Colfax and its Seemingly Endless Story
January 29, 2019
Colfax, the longest street in the United States, known today mostly for its motels, food, prostitution, and homelessness.
A street so popular astronauts can see from space, and the street that brings Colorado its story. Colfax was formerly known as the Golden Road because of its connection between Golden and Denver, renamed in 1868 for Schuyler Colfax, the speaker of the U.S. House of Representatives and vice-president to President Ulysses S. Grant. Colfax is the main corridor from Aurora in the east, west to the mountains through Denver, Lakewood, and Golden. Where traffic once consisted of hay wagons, peddlers, trolley lines, and now buses, bike lanes, and cars.

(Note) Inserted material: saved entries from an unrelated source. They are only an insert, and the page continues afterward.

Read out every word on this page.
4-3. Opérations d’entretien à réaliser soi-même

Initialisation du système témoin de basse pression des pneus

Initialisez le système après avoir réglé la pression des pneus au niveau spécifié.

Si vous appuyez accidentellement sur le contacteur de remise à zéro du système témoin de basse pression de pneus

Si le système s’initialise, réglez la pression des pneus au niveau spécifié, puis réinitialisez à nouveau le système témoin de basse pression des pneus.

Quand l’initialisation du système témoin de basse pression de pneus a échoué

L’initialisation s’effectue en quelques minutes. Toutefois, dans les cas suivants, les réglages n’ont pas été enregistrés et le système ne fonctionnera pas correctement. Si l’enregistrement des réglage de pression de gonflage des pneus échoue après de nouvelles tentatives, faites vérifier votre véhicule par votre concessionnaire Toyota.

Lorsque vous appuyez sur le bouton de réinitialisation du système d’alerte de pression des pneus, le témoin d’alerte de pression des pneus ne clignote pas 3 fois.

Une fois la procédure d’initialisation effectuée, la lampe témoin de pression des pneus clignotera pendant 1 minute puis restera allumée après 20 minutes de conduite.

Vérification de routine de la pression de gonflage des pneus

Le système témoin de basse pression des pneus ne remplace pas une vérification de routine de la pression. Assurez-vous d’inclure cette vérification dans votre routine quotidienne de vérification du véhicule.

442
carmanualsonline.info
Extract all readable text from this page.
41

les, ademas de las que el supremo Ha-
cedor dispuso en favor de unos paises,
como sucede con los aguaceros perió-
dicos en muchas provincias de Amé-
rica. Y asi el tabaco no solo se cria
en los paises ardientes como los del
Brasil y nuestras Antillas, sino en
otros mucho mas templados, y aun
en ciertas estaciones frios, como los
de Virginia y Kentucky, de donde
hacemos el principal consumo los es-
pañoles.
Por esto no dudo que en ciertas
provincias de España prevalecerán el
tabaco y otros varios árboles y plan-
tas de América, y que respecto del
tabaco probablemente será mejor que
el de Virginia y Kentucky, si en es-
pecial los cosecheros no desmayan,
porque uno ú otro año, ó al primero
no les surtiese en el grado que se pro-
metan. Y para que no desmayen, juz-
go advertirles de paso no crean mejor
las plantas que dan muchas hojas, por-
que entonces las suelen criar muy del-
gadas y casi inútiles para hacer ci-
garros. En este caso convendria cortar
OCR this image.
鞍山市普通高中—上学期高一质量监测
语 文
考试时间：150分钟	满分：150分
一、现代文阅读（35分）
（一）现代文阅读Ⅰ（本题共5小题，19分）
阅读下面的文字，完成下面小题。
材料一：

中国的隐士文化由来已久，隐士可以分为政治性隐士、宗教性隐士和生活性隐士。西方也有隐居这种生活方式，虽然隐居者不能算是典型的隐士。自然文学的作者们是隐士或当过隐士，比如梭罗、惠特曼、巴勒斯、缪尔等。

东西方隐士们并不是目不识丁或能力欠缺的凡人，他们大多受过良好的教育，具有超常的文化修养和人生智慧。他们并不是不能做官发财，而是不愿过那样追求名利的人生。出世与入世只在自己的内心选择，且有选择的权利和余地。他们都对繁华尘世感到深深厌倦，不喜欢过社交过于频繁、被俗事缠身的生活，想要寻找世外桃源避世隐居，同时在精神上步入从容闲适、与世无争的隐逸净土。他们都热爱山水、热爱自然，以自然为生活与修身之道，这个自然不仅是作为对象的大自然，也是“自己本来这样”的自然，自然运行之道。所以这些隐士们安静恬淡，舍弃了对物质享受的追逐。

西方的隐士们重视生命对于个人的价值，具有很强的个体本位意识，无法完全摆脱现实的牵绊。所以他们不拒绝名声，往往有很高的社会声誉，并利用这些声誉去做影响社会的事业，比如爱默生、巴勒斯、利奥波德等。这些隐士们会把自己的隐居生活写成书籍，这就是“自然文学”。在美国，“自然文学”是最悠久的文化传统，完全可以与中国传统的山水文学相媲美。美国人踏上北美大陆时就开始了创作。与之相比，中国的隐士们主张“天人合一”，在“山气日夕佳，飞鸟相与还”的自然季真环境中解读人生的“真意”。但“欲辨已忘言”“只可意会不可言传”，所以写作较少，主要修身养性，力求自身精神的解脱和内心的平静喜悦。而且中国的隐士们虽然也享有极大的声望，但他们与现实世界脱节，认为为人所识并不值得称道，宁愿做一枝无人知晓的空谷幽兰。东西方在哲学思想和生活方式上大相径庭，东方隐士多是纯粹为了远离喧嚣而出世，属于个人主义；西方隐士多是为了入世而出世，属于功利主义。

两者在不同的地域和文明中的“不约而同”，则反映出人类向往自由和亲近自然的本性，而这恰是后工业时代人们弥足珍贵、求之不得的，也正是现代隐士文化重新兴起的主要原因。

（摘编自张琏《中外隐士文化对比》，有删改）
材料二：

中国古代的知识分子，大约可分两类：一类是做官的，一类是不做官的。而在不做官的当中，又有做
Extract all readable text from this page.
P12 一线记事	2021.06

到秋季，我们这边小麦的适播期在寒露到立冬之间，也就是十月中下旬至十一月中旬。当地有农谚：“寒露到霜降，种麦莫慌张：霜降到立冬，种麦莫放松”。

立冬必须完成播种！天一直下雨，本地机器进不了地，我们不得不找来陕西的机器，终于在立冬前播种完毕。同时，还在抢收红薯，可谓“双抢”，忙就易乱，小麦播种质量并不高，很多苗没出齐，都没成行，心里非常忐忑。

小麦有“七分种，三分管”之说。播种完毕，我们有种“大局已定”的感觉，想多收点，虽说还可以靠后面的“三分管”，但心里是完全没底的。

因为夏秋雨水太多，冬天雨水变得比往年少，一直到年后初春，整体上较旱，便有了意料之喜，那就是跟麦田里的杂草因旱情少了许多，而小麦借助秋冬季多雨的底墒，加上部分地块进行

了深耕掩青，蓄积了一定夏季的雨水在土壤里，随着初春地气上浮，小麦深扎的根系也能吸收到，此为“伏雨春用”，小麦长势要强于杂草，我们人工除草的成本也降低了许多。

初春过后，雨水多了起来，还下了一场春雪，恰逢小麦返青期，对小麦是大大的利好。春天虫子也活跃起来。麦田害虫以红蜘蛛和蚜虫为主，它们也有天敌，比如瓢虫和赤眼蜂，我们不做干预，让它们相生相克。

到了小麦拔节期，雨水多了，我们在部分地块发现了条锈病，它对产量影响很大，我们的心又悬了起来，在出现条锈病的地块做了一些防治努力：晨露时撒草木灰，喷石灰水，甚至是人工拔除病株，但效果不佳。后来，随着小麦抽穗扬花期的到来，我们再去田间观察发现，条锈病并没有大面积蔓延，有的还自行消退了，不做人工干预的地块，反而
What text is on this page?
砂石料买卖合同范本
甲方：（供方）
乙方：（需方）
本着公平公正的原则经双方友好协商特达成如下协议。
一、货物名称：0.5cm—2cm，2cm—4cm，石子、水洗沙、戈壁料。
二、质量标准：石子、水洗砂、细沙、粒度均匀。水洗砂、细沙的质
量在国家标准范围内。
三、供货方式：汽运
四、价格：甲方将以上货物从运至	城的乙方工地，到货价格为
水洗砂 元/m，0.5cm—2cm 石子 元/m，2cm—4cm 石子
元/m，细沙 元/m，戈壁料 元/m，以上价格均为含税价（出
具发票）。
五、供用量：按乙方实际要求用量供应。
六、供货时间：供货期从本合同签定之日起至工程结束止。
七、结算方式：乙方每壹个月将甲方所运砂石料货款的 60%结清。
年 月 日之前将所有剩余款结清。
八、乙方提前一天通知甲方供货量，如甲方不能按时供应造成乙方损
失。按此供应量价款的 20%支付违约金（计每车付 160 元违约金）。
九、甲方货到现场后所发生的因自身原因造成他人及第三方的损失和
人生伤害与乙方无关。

Today, known as the city’s at-risk neighborhoods, full of shopping centers, commercial offices, and healthcare facilities, was once known as a route for travel and trade through Denver. Travelers used the Golden Road as a way to the mountains, trades and other agricultural goods intended for Denver. But in the late 19th century, new arrivals began to settle and start new businesses and build homes in the West Colfax community. With immigrants from eastern United States, as well as arrivals from central and eastern Europe, the neighborhood of new homes and small businesses was primarily the Jewish community.
By the early 1950s, the community began to disperse and move throughout the city. After World War II, Colfax was an essential east-to-west avenue, becoming a seat for travelers from all over and even residents to eat, sleep, and be entertained. New hotels, motels, restaurants, stores and entertainment spots, Colfax was the hot spot.
From a street that once only held residents, to one of the most popular streets in America; Colfax has much more to offer today than it did before the Golden Road. With restaurants like Trattoria Stella on and Slicework Pizza on East Colfax, popular places like Dutch Bros and the Famous Casa Bonita off Colfax and Pierce, entertainment spots like the Ogden or Bluebird Theatres, many historical museums like the Firefighter Museum, and of course, the Colfax Museum located on 6851 W Colfax Ave., and special events at Civic Center Park, located at the end of Colfax, home to LGBTQ pride parade and much more.
“Colfax is the story of Colorado,” says writer Robert Sanchez and Craig F. Walker in The Colfax Story on the Denver post, “People live and die on the avenue, create poetry and speak hate, get drunk and find sobriety, prey on others and pray for themselves.” Colfax has a long history, and Denver will forever remember what it once was, and what it will be.